Sexta-feira, 19 de dezembro de 2014 - 10h59
O Ministério Público Federal (MPF) ajuizou ação civil pública com pedido de liminar contra Tânia Magalhães da Silva, Dilson Juarez Abreu, Diogo Nogueira e Onésimo Guedes, servidores públicos do Núcleo Estadual do Ministério da Saúde; a empresa Ambiental Comércio e seu proprietário, José Rocélio. Os réus estão sendo acusados de enriquecimento ilícito por meio de fraudes nos pagamentos de locação de veículos, com utilização de recursos do Ministério da Saúde.
Caso a ação seja julgada procedente, os envolvidos nas fraudes poderão ter seus bens indisponíveis a fim de que o prejuízo causado ao erário seja ressarcido, bem como podem ser condenados por improbidade administrativa, que acarreta em suas perdas de cargo; suspensão dos direitos políticos; pagamento de multa; perda dos valores acrescidos ilicitamente; e também serão proibidos de contratar com o poder público ou dele receberem incentivos fiscais ou creditícios.
As irregularidades, constatadas em inquérito civil, apontam que foram pagos valores a mais, sem a devida prestação do serviço; houve enquadramento equivocado dos tipos de veículo; e repactuação irregular de preços. O caso ocorreu nos anos de 2005 e 2006. Só no ano de 2005, foram gastos mais de 530 mil reais, já em 2006 os gastos atingiram mais de um milhão de reais. Segundo levantamento realizado pela Controladoria-Geral da União, esse aumento caracteriza evolução corresponde a 270% do valor gasto.
De acordo com o MPF/RO, o órgão se desfez de toda a sua frota de veículos e passou a locar o serviço de transporte local e interurbano da empresa Ambiental Transportes.

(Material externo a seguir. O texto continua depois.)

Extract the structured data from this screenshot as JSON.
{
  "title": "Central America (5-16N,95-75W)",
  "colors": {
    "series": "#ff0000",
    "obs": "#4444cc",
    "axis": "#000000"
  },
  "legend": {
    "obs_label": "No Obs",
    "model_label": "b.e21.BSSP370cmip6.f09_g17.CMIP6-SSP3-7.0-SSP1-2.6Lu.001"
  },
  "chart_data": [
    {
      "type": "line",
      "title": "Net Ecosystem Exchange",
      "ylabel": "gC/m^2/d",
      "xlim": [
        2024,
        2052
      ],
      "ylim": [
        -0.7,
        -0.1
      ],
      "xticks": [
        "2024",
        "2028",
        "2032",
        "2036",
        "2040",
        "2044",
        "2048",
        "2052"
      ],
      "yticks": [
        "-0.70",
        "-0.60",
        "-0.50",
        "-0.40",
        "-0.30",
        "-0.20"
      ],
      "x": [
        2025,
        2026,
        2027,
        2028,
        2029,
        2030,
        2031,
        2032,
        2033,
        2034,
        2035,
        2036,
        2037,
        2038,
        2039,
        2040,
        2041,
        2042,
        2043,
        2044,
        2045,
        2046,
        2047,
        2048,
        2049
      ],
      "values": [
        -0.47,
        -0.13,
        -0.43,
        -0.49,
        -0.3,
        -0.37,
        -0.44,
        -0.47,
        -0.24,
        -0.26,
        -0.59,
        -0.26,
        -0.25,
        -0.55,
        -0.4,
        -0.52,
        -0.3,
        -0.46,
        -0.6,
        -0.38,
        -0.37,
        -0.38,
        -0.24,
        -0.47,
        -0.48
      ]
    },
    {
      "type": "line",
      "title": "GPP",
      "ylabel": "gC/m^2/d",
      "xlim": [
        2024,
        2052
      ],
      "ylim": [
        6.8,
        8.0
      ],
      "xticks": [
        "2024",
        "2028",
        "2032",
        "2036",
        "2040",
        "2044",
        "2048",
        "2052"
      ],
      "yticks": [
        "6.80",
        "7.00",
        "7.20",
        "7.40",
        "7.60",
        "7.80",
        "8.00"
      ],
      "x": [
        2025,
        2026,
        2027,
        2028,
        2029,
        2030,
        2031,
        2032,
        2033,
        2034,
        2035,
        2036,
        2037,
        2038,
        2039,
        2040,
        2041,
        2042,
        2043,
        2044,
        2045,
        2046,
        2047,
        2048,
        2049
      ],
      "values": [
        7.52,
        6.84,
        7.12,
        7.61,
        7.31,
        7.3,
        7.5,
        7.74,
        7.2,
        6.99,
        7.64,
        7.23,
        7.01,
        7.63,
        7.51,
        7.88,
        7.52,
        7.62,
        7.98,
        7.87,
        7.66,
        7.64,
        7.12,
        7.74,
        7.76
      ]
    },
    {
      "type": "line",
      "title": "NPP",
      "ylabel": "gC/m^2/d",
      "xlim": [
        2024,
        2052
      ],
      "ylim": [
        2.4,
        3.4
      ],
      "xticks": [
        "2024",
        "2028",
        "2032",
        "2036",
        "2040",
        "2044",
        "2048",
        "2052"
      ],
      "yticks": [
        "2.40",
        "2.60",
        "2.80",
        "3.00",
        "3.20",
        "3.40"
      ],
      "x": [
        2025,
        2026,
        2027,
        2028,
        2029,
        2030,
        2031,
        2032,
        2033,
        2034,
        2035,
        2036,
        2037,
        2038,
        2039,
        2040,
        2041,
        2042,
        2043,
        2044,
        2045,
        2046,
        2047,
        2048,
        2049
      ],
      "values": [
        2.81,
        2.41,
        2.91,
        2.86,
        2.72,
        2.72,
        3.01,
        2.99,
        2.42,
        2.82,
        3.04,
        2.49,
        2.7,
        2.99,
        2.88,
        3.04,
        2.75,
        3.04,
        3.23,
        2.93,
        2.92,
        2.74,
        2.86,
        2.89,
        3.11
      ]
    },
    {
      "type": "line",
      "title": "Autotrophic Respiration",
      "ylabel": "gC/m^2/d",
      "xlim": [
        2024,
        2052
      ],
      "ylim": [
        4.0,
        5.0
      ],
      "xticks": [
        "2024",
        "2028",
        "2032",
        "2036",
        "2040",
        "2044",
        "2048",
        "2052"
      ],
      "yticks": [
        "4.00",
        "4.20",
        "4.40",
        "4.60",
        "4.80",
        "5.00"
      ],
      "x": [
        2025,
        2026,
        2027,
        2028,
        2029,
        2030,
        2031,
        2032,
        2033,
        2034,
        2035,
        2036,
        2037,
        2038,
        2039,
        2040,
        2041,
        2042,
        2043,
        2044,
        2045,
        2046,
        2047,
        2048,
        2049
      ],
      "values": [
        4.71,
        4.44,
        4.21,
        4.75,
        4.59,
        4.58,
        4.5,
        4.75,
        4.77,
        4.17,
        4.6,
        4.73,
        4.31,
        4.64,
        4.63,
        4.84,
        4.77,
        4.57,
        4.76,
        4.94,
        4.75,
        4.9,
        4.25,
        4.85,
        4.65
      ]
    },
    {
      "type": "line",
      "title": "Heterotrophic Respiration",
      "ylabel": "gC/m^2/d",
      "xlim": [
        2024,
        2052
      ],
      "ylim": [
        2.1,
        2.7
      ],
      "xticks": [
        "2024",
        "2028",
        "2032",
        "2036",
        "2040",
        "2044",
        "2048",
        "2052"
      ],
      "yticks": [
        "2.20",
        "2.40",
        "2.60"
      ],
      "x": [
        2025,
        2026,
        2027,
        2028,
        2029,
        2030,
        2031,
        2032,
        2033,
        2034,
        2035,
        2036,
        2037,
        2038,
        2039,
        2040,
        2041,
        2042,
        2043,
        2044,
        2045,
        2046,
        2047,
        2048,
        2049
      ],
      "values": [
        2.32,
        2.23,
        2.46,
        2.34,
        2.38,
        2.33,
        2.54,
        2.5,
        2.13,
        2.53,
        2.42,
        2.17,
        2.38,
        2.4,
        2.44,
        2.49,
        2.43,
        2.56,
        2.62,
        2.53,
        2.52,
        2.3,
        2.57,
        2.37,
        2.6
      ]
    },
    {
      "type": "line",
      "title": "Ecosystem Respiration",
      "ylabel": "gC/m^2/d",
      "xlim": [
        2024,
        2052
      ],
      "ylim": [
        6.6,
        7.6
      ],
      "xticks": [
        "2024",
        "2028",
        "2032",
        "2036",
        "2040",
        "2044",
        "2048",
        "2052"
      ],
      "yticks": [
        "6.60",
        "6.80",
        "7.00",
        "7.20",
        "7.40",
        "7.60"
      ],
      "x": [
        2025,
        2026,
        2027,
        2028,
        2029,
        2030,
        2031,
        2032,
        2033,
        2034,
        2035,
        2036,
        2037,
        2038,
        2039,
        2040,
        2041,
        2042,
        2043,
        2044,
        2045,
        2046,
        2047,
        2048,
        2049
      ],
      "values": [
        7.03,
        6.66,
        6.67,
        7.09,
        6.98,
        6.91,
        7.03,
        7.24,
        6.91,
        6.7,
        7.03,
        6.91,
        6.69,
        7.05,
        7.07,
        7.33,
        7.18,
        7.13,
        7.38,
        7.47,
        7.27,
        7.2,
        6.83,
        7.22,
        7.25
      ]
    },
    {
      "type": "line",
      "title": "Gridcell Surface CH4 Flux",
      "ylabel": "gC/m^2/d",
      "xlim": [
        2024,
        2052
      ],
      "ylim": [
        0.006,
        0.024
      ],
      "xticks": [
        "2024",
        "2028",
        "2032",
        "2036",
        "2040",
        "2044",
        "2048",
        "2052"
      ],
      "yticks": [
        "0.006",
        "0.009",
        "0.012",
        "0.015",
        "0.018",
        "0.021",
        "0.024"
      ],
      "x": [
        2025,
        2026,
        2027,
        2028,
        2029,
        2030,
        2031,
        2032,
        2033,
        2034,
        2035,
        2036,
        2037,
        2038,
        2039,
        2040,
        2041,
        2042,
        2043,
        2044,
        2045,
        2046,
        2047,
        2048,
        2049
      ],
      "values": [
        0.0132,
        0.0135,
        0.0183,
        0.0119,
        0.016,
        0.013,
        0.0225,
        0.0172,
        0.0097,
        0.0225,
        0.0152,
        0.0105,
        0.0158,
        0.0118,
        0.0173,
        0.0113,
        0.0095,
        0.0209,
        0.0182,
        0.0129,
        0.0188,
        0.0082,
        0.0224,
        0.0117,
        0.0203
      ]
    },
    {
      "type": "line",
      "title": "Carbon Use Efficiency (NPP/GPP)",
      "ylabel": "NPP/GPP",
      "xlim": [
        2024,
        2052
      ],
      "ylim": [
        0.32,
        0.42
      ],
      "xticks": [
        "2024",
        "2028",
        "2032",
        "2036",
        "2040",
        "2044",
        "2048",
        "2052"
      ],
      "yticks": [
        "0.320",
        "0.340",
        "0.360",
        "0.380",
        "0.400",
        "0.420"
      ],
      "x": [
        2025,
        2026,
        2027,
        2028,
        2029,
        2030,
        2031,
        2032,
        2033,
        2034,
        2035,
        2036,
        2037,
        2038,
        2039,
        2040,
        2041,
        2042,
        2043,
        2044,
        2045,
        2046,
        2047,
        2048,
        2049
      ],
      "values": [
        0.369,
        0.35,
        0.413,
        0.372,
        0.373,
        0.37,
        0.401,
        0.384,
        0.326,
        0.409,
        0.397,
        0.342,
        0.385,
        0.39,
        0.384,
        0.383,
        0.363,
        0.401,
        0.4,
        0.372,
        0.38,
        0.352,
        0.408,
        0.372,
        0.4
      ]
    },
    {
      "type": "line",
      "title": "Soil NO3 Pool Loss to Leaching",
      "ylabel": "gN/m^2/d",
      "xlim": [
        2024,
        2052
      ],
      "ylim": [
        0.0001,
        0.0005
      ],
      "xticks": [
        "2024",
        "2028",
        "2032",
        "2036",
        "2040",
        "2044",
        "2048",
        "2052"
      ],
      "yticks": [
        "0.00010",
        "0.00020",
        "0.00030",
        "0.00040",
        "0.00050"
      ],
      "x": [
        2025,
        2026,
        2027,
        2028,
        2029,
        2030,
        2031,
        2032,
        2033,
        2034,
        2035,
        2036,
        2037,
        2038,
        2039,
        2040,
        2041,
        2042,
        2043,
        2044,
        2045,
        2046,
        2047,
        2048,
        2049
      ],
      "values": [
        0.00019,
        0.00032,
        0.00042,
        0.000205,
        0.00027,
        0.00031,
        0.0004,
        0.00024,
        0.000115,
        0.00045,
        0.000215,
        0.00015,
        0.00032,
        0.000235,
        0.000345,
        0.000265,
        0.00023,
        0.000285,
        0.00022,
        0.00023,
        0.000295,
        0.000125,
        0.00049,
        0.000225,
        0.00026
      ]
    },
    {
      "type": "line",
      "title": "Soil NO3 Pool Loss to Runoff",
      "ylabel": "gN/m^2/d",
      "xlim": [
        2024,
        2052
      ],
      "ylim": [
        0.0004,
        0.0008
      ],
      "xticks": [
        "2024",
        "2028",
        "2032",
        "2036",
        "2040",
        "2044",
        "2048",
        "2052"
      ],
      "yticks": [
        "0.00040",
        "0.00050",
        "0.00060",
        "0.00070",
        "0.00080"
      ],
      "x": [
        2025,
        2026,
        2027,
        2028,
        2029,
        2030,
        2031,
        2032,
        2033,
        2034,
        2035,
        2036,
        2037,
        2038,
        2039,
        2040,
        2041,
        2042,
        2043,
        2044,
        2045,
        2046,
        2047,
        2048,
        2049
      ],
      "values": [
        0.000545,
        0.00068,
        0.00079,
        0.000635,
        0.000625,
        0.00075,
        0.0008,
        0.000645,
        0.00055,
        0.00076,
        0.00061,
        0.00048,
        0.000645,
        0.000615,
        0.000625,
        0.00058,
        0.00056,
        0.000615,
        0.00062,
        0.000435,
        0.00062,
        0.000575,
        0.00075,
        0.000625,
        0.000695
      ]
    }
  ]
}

O Tribunal de Contas da União detectou inúmeras evidências de fabricação e falsificação das planilhas de controle, que eram contrafeitas para aumentar os valores que deveriam ser pagos pelo Núcleo Estadual do Ministério da Saúde para locação dos veículos, inclusive quando os carros não eram utilizados.
Os pagamentos efetuados não possuíam qualquer amparo legal ou contratual, mas eram realizados com a justificativa de que seriam destinados à cobertura dos custos operacionais fixos para manutenção de cada um dos veículos. O contrato ainda estabelecia que o pagamento se daria exclusivamente por meio de quilometragem efetivamente rodada – prática condenada pelo Tribunal de Contas da União.
Também era comum o enquadramento incorreto de veículos, ou seja, carros de categorias inferiores eram pagos como se fossem categorias superiores. A Controladoria-Geral da União identificou a realização de repactuação de preços sem amparo legal, além de pagamento adiantado a empresa. De acordo com o MPF, não havia apresentação de qualquer planilha que detectasse a variação dos custos com justificativas plausíveis.
Estima-se que o prejuízo aos cofres públicos seja por volta de 497 mil reais. Os servidores do Núcleo Estadual do Ministério da Saúde vão responder por três modalidades de improbidade administrativa: enriquecimento ilícito, dano ao erário e ofensa aos princípios da administração pública.
Os réus deverão pagar o valor já quantificado do prejuízo ao erário, acrescido do valor pretendido como indenização pelos danos morais, totalizando quase um milhão e meio de reais, sendo que a medida pode recair sobre bens móveis, imóveis e animais de criação (gado, por exemplo) dos réus.
Para o procurador da República Reginaldo Trindade, autor da ação, “os réus assaltaram recursos públicos da saúde. Num país onde esse serviço essencial é oferecido de forma tão precária, a atitude dos réus é ainda mais hedionda e prejudicial. Absolutamente imperdoável”.